Shaul Spielmann
Auschwitz, Holocaust survivor
“I can still remember the ramifications of the ‘Anschluss’ (Nazi Germany’s annexation of Austria in March 1938). The day after the Anschluss I was kicked out of school because of the implementation of the Nuremberg Laws and I came back home in tears. I didn’t understand what I did wrong? and why I needed to be punished only because I was Jewish. On that day my dad returned home from work and told us he was fired from the Austrian Electric Company because of the Anschluss. Our lives as we knew them in Austria have changed dramatically.
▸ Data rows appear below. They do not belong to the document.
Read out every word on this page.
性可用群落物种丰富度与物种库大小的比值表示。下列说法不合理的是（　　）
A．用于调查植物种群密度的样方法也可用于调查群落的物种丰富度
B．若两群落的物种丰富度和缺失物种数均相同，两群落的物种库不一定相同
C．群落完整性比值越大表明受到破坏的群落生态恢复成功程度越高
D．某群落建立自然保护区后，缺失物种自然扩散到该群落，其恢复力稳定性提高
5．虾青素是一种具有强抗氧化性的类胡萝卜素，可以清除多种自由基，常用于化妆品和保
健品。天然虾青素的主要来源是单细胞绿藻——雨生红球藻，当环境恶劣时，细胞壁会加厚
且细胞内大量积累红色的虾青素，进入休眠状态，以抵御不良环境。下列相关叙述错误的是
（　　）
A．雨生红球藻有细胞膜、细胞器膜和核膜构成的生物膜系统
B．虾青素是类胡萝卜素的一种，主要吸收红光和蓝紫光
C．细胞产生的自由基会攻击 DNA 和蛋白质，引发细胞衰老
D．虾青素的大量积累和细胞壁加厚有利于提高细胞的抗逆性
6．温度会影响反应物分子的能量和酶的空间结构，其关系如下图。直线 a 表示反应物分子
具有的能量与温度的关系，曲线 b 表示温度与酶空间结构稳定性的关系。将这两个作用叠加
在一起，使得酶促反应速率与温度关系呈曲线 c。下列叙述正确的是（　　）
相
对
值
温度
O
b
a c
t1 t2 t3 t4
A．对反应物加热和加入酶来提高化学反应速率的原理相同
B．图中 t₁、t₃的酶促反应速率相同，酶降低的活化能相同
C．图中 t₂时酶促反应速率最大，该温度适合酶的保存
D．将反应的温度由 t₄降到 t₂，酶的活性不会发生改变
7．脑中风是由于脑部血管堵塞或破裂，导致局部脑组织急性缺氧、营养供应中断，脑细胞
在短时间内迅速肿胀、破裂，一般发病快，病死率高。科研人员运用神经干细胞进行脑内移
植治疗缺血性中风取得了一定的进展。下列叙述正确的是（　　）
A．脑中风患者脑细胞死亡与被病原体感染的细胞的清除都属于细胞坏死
Two days later two SA officers burst into our house. One of them pulled out a gun and aimed it at my head. He told my father he had three minutes to hand him over all of our money – otherwise, he would pull the trigger and my family would need to scarp my brain from the wall. I was paralyzed by fear. The Anschluss was only a promo for what came next.
On November 9th, 1938, nine months after the Anschluss a huge pogrom called Kristallnacht (Night of Broken Glass) burst in Germany and Austria. Jews were beaten on the street and Jewish synagogues and businesses were burned. It was terrifying.
We remained in Vienna until October 1942 and then we were deported to the Theresienstadt concentration camp. A year later we were deported to Auschwitz concentration camp – The only place on earth I can describe as a living hell. In Auschwitz, people died like flies. My mother got typhoid and was severely ill from it. She was taken to the infirmary block and I was hoping she would be able to recuperate from it. Every day, I would go near the infirmary block and shout to my mother in the hope she would reply until one day, she didn’t. later on, I saw how they tossed her body into a cart that went straight to the crematorium.
I survived Auschwitz, survived the death march, and was liberated by the US Army in the Gunskirchen camp in Austria. By the time I was liberated, I was so ill. I suffered from typhus and didn’t know if I would make it alive.
I remember telling myself that I wasn’t afraid to die as long as I would die a free man. I’m happy to say that after all I survived, I’m alive and most importantly – I lived my life as a free man!.”